According to the MLB’s health and safety protocols for 2021, individuals who test positive will be required to isolate for a minimum of 10 days, while those who have been in close contact with a confirmed case of COVID-19 will need to quarantine for seven days and must test negative on Day 5 or later to rejoin club facilities. The D.C. government recommends those who have been in close contact to quarantine for at least 10 days.

“We’re in concert with both MLB and D.C.,” Rizzo said when asked about the discrepancy. “We did the same thing last year and we have an open communication and it’s really on a case by case basis, but it could be anywhere from seven to 10 days depending on the circumstances of that individual player.”

Rizzo refused to speculate where the players may have gotten infected, but said that he does not believe it was due to anyone breaking protocol. No Nationals player tested positive during all of spring training in West Palm Beach, Florida. The team took a bus to its charter flight to D.C. on Monday from Florida, flew home, and then had another bus ride.

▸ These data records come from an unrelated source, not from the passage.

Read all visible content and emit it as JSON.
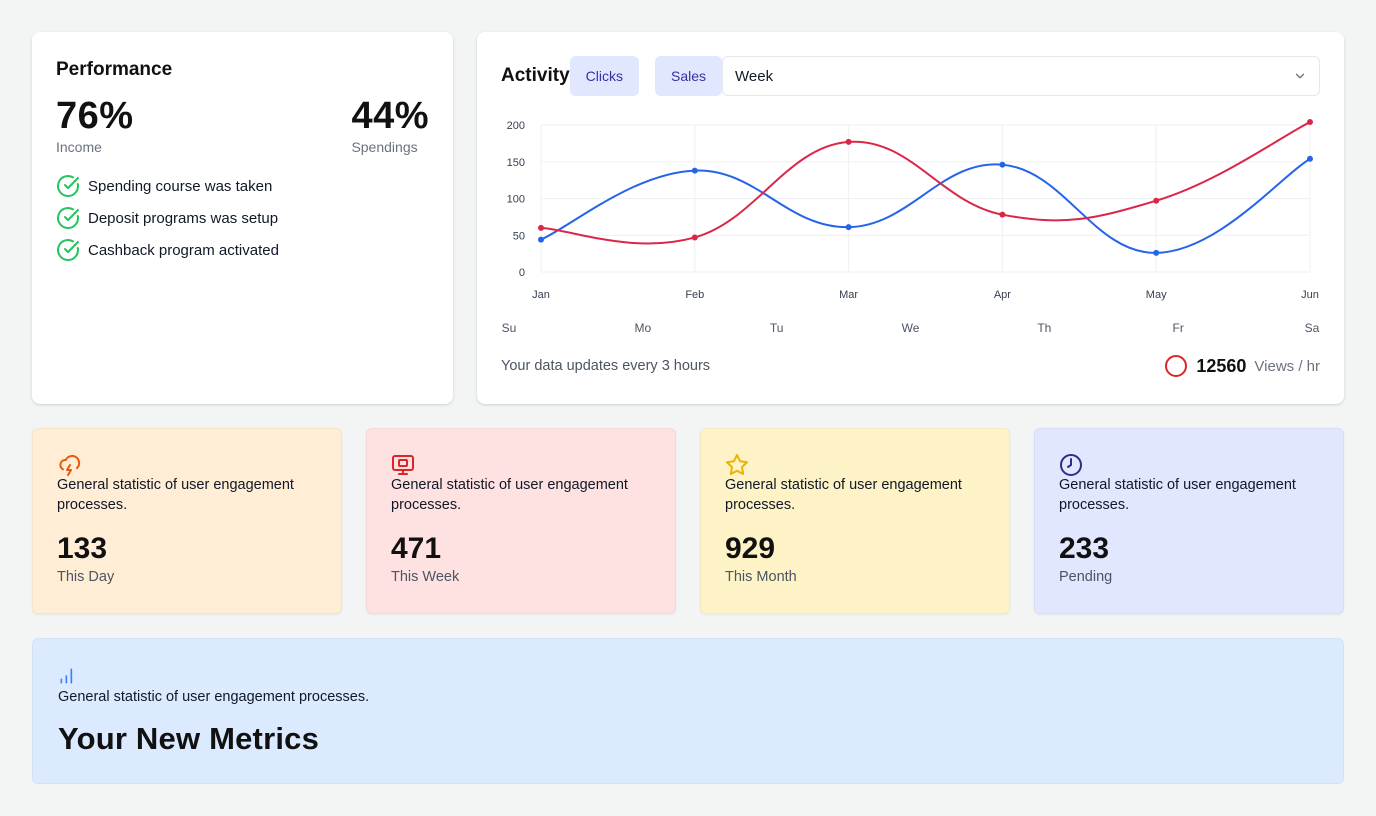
{
  "performance": {
    "title": "Performance",
    "income_value": "76%",
    "income_label": "Income",
    "spendings_value": "44%",
    "spendings_label": "Spendings",
    "checklist": [
      "Spending course was taken",
      "Deposit programs was setup",
      "Cashback program activated"
    ],
    "check_color": "#22c55e"
  },
  "activity": {
    "title": "Activity",
    "tabs": [
      "Clicks",
      "Sales"
    ],
    "period_select": "Week",
    "footer_note": "Your data updates every 3 hours",
    "views_value": "12560",
    "views_unit": "Views / hr"
  },
  "chart_data": {
    "type": "line",
    "categories": [
      "Jan",
      "Feb",
      "Mar",
      "Apr",
      "May",
      "Jun"
    ],
    "secondary_labels": [
      "Su",
      "Mo",
      "Tu",
      "We",
      "Th",
      "Fr",
      "Sa"
    ],
    "ylim": [
      0,
      200
    ],
    "yticks": [
      0,
      50,
      100,
      150,
      200
    ],
    "grid": true,
    "series": [
      {
        "color": "#2563eb",
        "values": [
          44,
          138,
          61,
          146,
          26,
          154
        ]
      },
      {
        "color": "#dc2648",
        "values": [
          60,
          47,
          177,
          78,
          97,
          204
        ]
      }
    ]
  },
  "stat_cards": [
    {
      "icon": "cloud-lightning-icon",
      "desc": "General statistic of user engagement processes.",
      "value": "133",
      "label": "This Day",
      "bg": "#ffedd5",
      "icon_color": "#ea580c"
    },
    {
      "icon": "presentation-icon",
      "desc": "General statistic of user engagement processes.",
      "value": "471",
      "label": "This Week",
      "bg": "#fee2e2",
      "icon_color": "#dc2626"
    },
    {
      "icon": "star-icon",
      "desc": "General statistic of user engagement processes.",
      "value": "929",
      "label": "This Month",
      "bg": "#fef3c7",
      "icon_color": "#eab308"
    },
    {
      "icon": "clock-icon",
      "desc": "General statistic of user engagement processes.",
      "value": "233",
      "label": "Pending",
      "bg": "#e0e7ff",
      "icon_color": "#312e81"
    }
  ],
  "metrics": {
    "icon": "bar-chart-icon",
    "icon_color": "#3b82f6",
    "desc": "General statistic of user engagement processes.",
    "heading": "Your New Metrics"
  }
}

“I’ve got the utmost confidence that it was not a player breaking protocol,” Rizzo said. “We were very diligent in spring training … and the day we landed in D.C. was the day we got our first positive. It’s only conjecture on what happened and when it happened and we don’t want to get into that. This is a serious business. It’s about people’s health and these players, they’re obviously very important to me and to our organization, but they’re people and we’ve lost over half a million people because of this virus and there’s nothing to joke about. There’s nothing to point fingers over. And I believe that we’ve done it the right way, all of last year, and throughout all of spring training, and I believe that this was just some isolated incident.”

Both Rizzo and Martinez emphasized the seriousness of the situation and Rizzo does not believe that the actions taken to postpone the opening day game were overly cautious. “I think this virus is a deadly virus and we’re trying to do everything we can to protect our players and their families and our staff and the fans and the citizens of the DMV,” he said. “I think to err on the side caution is the right thing to do.”

Martinez echoed the same message: “All I can say is be safe. Continue to wear masks … and know that this still can happen to anyone. It’s tough for us right now, but we’re gonna get through it.”

This article has been updated with additional information.